The Indian BoP market experience: fact or fantasy?

Minutes after I came across this piece written in LiveMint, associated with the Wall Street Journal, claiming there really wasn’t a profitable market at the Bottom of the Pyramid, and certainly not one worth the effort it would take to effectively serve them,

New Delhi: Indian companies seeking their pot of gold from the lower-end or bottom of the pyramid (BOP) consumers are in for a bit of shock: The market may be much smaller in reality. While earlier, this market was supposed to be formed of 400 million people, now market research firms Technopak Advisors and Evalueserve are saying that it is not more than 160 million.

I came across this article not only presenting the success stories demonstrated by some of India’s largest brandnames,

Four of India’s largest companies Tuesday showcased here how they have benefited by tapping India’s huge rural market.

The four – ICICI Bank, Hindustan Unilever Ltd, Hero Honda Motors and Infosys Technologies – are among the largest in their own areas of business.

‘It’s a myth that profit margins get squeezed if you market to the bottom of the pyramid,’ said K.V. Kamath, managing director and chief executive officer of ICICI Bank, India’s largest private lender, Tuesday in his keynote address at the Ninth Annual Marketing Summit organised by the Confederation of Indian Industry (CII).
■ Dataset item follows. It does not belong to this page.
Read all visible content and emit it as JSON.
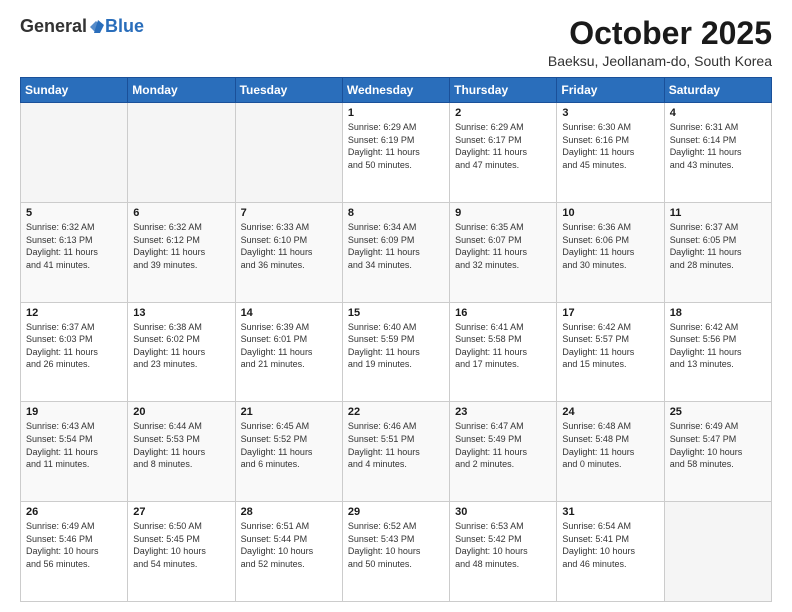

but going on to add a rather well known advertising industry executive’s take on Technopack Advisors, mentioned in the article first referenced above, as being the lone dissenting voice in the Indian marketplace.

There is certainly life in the bottom of the pyramid,’ argued Piyush Pandey, executive chairman and national creative director of Ogilvy and Mather India.

He was referring to the only contrarion view put forth by Arvind K. Singhal, chairman of Technopak, a global management consultancy major, who said ‘there is no opportunity at the bottom of the pyramid’. But his was a lone voice.

With both articles datelined August 19th 2008, it makes one wonder whether a) that lone dissenting voice might truly have something to say based on accurate reporting OR whether b) it was a case of the ‘warring’ press releases?

Tempted though I am to root for the underdog, in this specific situation, I neither support the claim that there is no market at the BoP – certainly there is, where ever there are human beings there is a bazaar, however small it may be – nor do I contend that its “not worth the investment”. The BoP market is one where corporates need to look at more than the immediate ROI when evaluating their decision to invest. This is one demographic across the world and a significant one, more than two thirds of the global population in fact, where short term profits and costs cannot remain the only criteria by which to evaluate the value of choosing to serve the underserved.